Males accounted for 881 of the 909 participants. Only one of the 28 females had previously chewed tobacco. Only males were included in additional analyses to eliminate gender bias. 537 (60.9 percent) of the 881 male workers used tobacco, with 360 (40.9 percent) using smokeless tobacco (SLT) and 141 (16 percent) smoking. OPML were found in 52 percent of those who had been exposed to tobacco by smoking or chewing, compared to 2.6 percent of those who had not been exposed. [40.58 (20.37 – 80.87) odds ratio] Even after quitting for 6 months, the chances of having OPML remained high. [17.70 (8.25-38.01)]; [17.70 (8.25-38.01); [17.70 (8. However, in these former customers, the danger was lowered by 56 percent [Odds ratio 0.44 (0.28-0.67)]. Oral lesions were found in 43 percent of the 360 tobacco chewers, compared to only 2.6 percent of individuals without an addiction. [Ratio of odds: 28.14 (14.05 – 56.34)]. Smoker’s palate was found in 23 percent of current smokers, but not in non-addicted workers.
Conclusion: Tobacco usage, in any form, is harmful and leads to a variety of oral premalignant lesions. Exposure to betel quid has a more detrimental effect that goes unreported.
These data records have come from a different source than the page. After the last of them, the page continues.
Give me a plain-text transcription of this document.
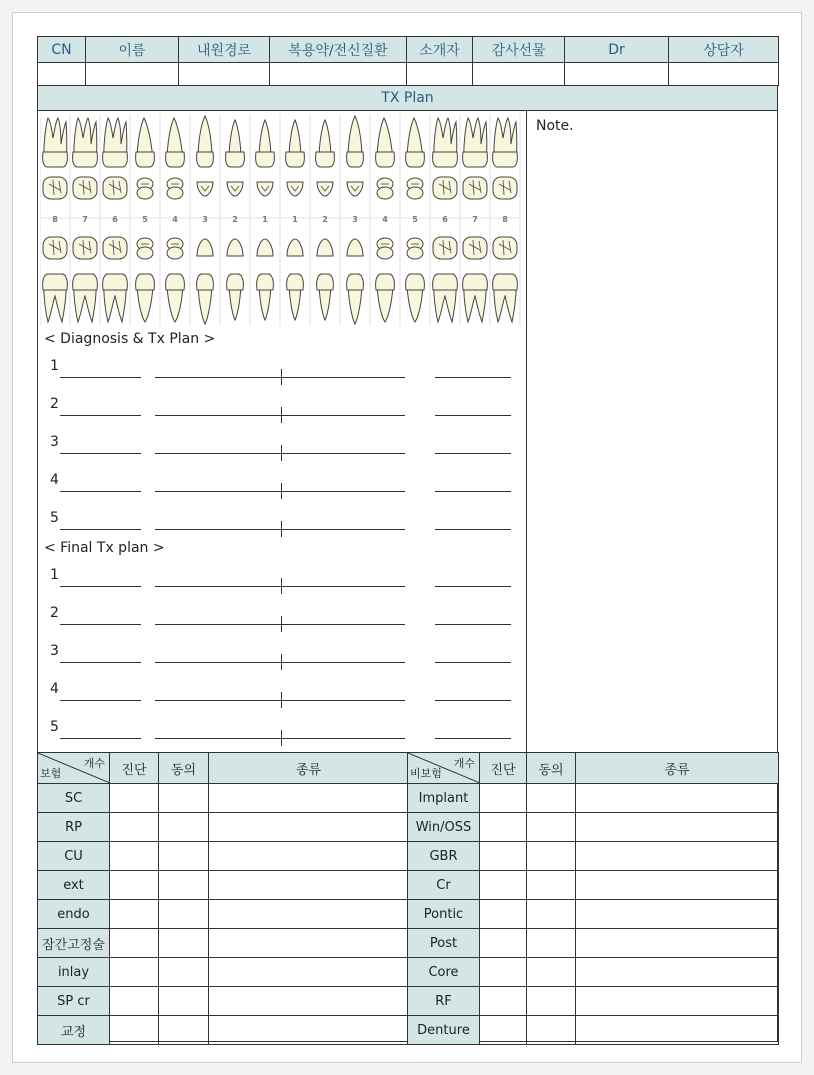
CN	이름	내원경로	복용약/전신질환	소개자	감사선물	Dr	상담자

TX Plan
Note.
8	7	6	5	4	3	2	1	1	2	3	4	5	6	7	8
< Diagnosis & Tx Plan >
1
2
3
4
5
< Final Tx plan >
1
2
3
4
5
개수
보험	진단	동의	종류
SC			
RP			
CU			
ext			
endo			
잠간고정술			
inlay			
SP cr			
교정			
개수
비보험	진단	동의	종류
Implant			
Win/OSS			
GBR			
Cr			
Pontic			
Post			
Core			
RF			
Denture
Even though tobacco use has a long-term effect, quitting can reduce the risk of developing OPML significantly. Different types of lesions should be made more aware of, and specific efforts should be followed for early identification and treatment.

Author (S) Details

Chinmay Jani
Department of Internal Medicine, Mount Auburn Hospital, Cambridge, MA, USA and Harvard Medical School, Boston, MA, USA.

Arpita Joshi
Department of Internal Medicine, Mount- Sinai Elmhurst, New York City, USA.

Kushboo Jain
Department of Radiation Oncology, Gujarat Cancer and Research Institute, Ahmedabad, Gujarat, India.

Kanisha Mittal
School of Public Health, Boston University, Boston, MA, USA.

Harshal Jadav
Department of Radiology, M P Shah Medical College, Jamnagar, India.

Divyesh Jetpariya
Department of Orthopedics, C U Shah Medical College, Surendranagar, India.

Omar Al Omari
Department of Internal Medicine, Mount Auburn Hospital, Cambridge, MA, USA and Harvard Medical School, Boston, MA, USA.

Harpreet Singh
Department of Pulmonary and Critical Care, Medical College of Wisconsin, Milwaukee, WI, USA.

Umit Tapan
Department of Hematology Oncology, Boston University Medical Center, Boston, MA, USA

D. V. Bala
Department of Community Medicine, Smt NHL Municipal Medical College, Ahmedabad, India.